Although I can understand why Dana Gillespie might choose to call her memoir after her most famous album, for the first 170 pages I remained convinced she should have taken a leaf from John Cleland and called it Memoirs of a Woman of Pleasure. For hers has been an extraordinary life (or perhaps half life, as the trail of hi-jinks runs its course by the end of the 1970s). And so, despite reading at times like a cross between Terry Southern’s Candy and Confessions of a Window Cleaner’s screenplay — but with A-listers the ones shaking their sticks — as an evocation of the 1960s SW7-style, Weren’t Born a Man rings wholly true.

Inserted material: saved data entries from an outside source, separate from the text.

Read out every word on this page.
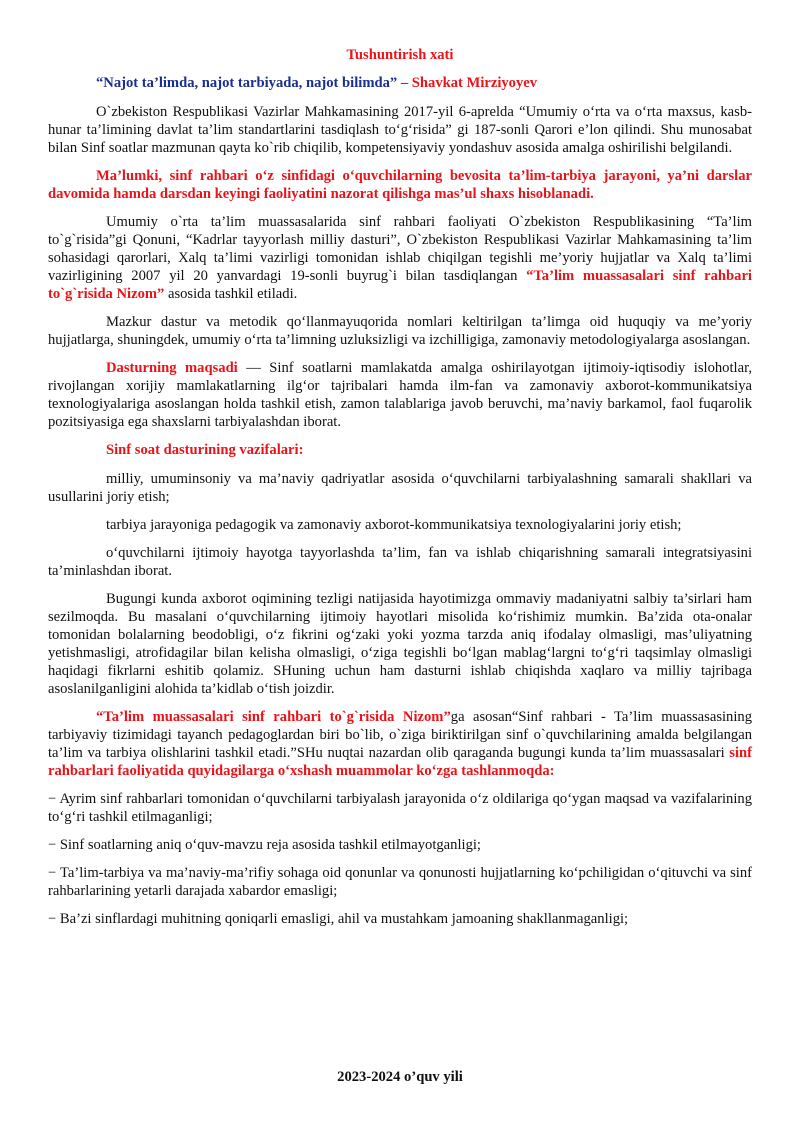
Tushuntirish xati
“Najot ta’limda, najot tarbiyada, najot bilimda” – Shavkat Mirziyoyev

O`zbekiston Respublikasi Vazirlar Mahkamasining 2017-yil 6-aprelda “Umumiy o‘rta va o‘rta maxsus, kasb-hunar ta’limining davlat ta’lim standartlarini tasdiqlash to‘g‘risida” gi 187-sonli Qarori e’lon qilindi. Shu munosabat bilan Sinf soatlar mazmunan qayta ko`rib chiqilib, kompetensiyaviy yondashuv asosida amalga oshirilishi belgilandi.

Ma’lumki, sinf rahbari o‘z sinfidagi o‘quvchilarning bevosita ta’lim-tarbiya jarayoni, ya’ni darslar davomida hamda darsdan keyingi faoliyatini nazorat qilishga mas’ul shaxs hisoblanadi.

Umumiy o`rta ta’lim muassasalarida sinf rahbari faoliyati O`zbekiston Respublikasining “Ta’lim to`g`risida”gi Qonuni, “Kadrlar tayyorlash milliy dasturi”, O`zbekiston Respublikasi Vazirlar Mahkamasining ta’lim sohasidagi qarorlari, Xalq ta’limi vazirligi tomonidan ishlab chiqilgan tegishli me’yoriy hujjatlar va Xalq ta’limi vazirligining 2007 yil 20 yanvardagi 19-sonli buyrug`i bilan tasdiqlangan “Ta’lim muassasalari sinf rahbari to`g`risida Nizom” asosida tashkil etiladi.

Mazkur dastur va metodik qo‘llanmayuqorida nomlari keltirilgan ta’limga oid huquqiy va me’yoriy hujjatlarga, shuningdek, umumiy o‘rta ta’limning uzluksizligi va izchilligiga, zamonaviy metodologiyalarga asoslangan.

Dasturning maqsadi — Sinf soatlarni mamlakatda amalga oshirilayotgan ijtimoiy-iqtisodiy islohotlar, rivojlangan xorijiy mamlakatlarning ilg‘or tajribalari hamda ilm-fan va zamonaviy axborot-kommunikatsiya texnologiyalariga asoslangan holda tashkil etish, zamon talablariga javob beruvchi, ma’naviy barkamol, faol fuqarolik pozitsiyasiga ega shaxslarni tarbiyalashdan iborat.

Sinf soat dasturining vazifalari:

milliy, umuminsoniy va ma’naviy qadriyatlar asosida o‘quvchilarni tarbiyalashning samarali shakllari va usullarini joriy etish;

tarbiya jarayoniga pedagogik va zamonaviy axborot-kommunikatsiya texnologiyalarini joriy etish;

o‘quvchilarni ijtimoiy hayotga tayyorlashda ta’lim, fan va ishlab chiqarishning samarali integratsiyasini ta’minlashdan iborat.

Bugungi kunda axborot oqimining tezligi natijasida hayotimizga ommaviy madaniyatni salbiy ta’sirlari ham sezilmoqda. Bu masalani o‘quvchilarning ijtimoiy hayotlari misolida ko‘rishimiz mumkin. Ba’zida ota-onalar tomonidan bolalarning beodobligi, o‘z fikrini og‘zaki yoki yozma tarzda aniq ifodalay olmasligi, mas’uliyatning yetishmasligi, atrofidagilar bilan kelisha olmasligi, o‘ziga tegishli bo‘lgan mablag‘largni to‘g‘ri taqsimlay olmasligi haqidagi fikrlarni eshitib qolamiz. SHuning uchun ham dasturni ishlab chiqishda xaqlaro va milliy tajribaga asoslanilganligini alohida ta’kidlab o‘tish joizdir.

“Ta’lim muassasalari sinf rahbari to`g`risida Nizom”ga asosan“Sinf rahbari - Ta’lim muassasasining tarbiyaviy tizimidagi tayanch pedagoglardan biri bo`lib, o`ziga biriktirilgan sinf o`quvchilarining amalda belgilangan ta’lim va tarbiya olishlarini tashkil etadi.”SHu nuqtai nazardan olib qaraganda bugungi kunda ta’lim muassasalari sinf rahbarlari faoliyatida quyidagilarga o‘xshash muammolar ko‘zga tashlanmoqda:

− Ayrim sinf rahbarlari tomonidan o‘quvchilarni tarbiyalash jarayonida o‘z oldilariga qo‘ygan maqsad va vazifalarining to‘g‘ri tashkil etilmaganligi;

− Sinf soatlarning aniq o‘quv-mavzu reja asosida tashkil etilmayotganligi;

− Ta’lim-tarbiya va ma’naviy-ma’rifiy sohaga oid qonunlar va qonunosti hujjatlarning ko‘pchiligidan o‘qituvchi va sinf rahbarlarining yetarli darajada xabardor emasligi;

− Ba’zi sinflardagi muhitning qoniqarli emasligi, ahil va mustahkam jamoaning shakllanmaganligi;

2023-2024 o’quv yili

By 13, having already lost her virginity, Dana was occupying a self-contained basement flat in South Kensington beneath a four-storey house in which both parents lived with their replacement spouses. It was an era when child care services were rarely called to places such as Thurloe Square. Dana, looking back, seems unbothered: ‘It sounds bizarre now, with everyone so uptight and politically correct, but there were no rules then.’
Said basement had its own entrance, so once the word got out (and how), it soon became the default crash pad for any would-be musician who left a club too late for the last Tube and too ‘brassic’ to get a cab home. Looking and acting far older than her years, by 14 she had been to bed with David Bowie, followed by Bob Dylan at 15, Jimmy Page at 16, Roman Polanksi at 17 and Michael Caine and Sean Connery by her majority.
Aged 17, she had been to bed with David Bowie, Bob Dylan, Jimmy Page and Roman Polanski
Not everyone shared Dana’s bed, but when she set her heart on meeting a guy — and as she says on the penultimate page ‘in those days the way you met people was that you slept with them’ — her oft-mentioned 44” bosom was better than an all-access backstage pass.
When she crashed Dylan’s first UK meet’n’greet at the Savoy (not the Dorchester, as stated), the instant attraction was such that Dylan told a security guard: ‘She’s with me.’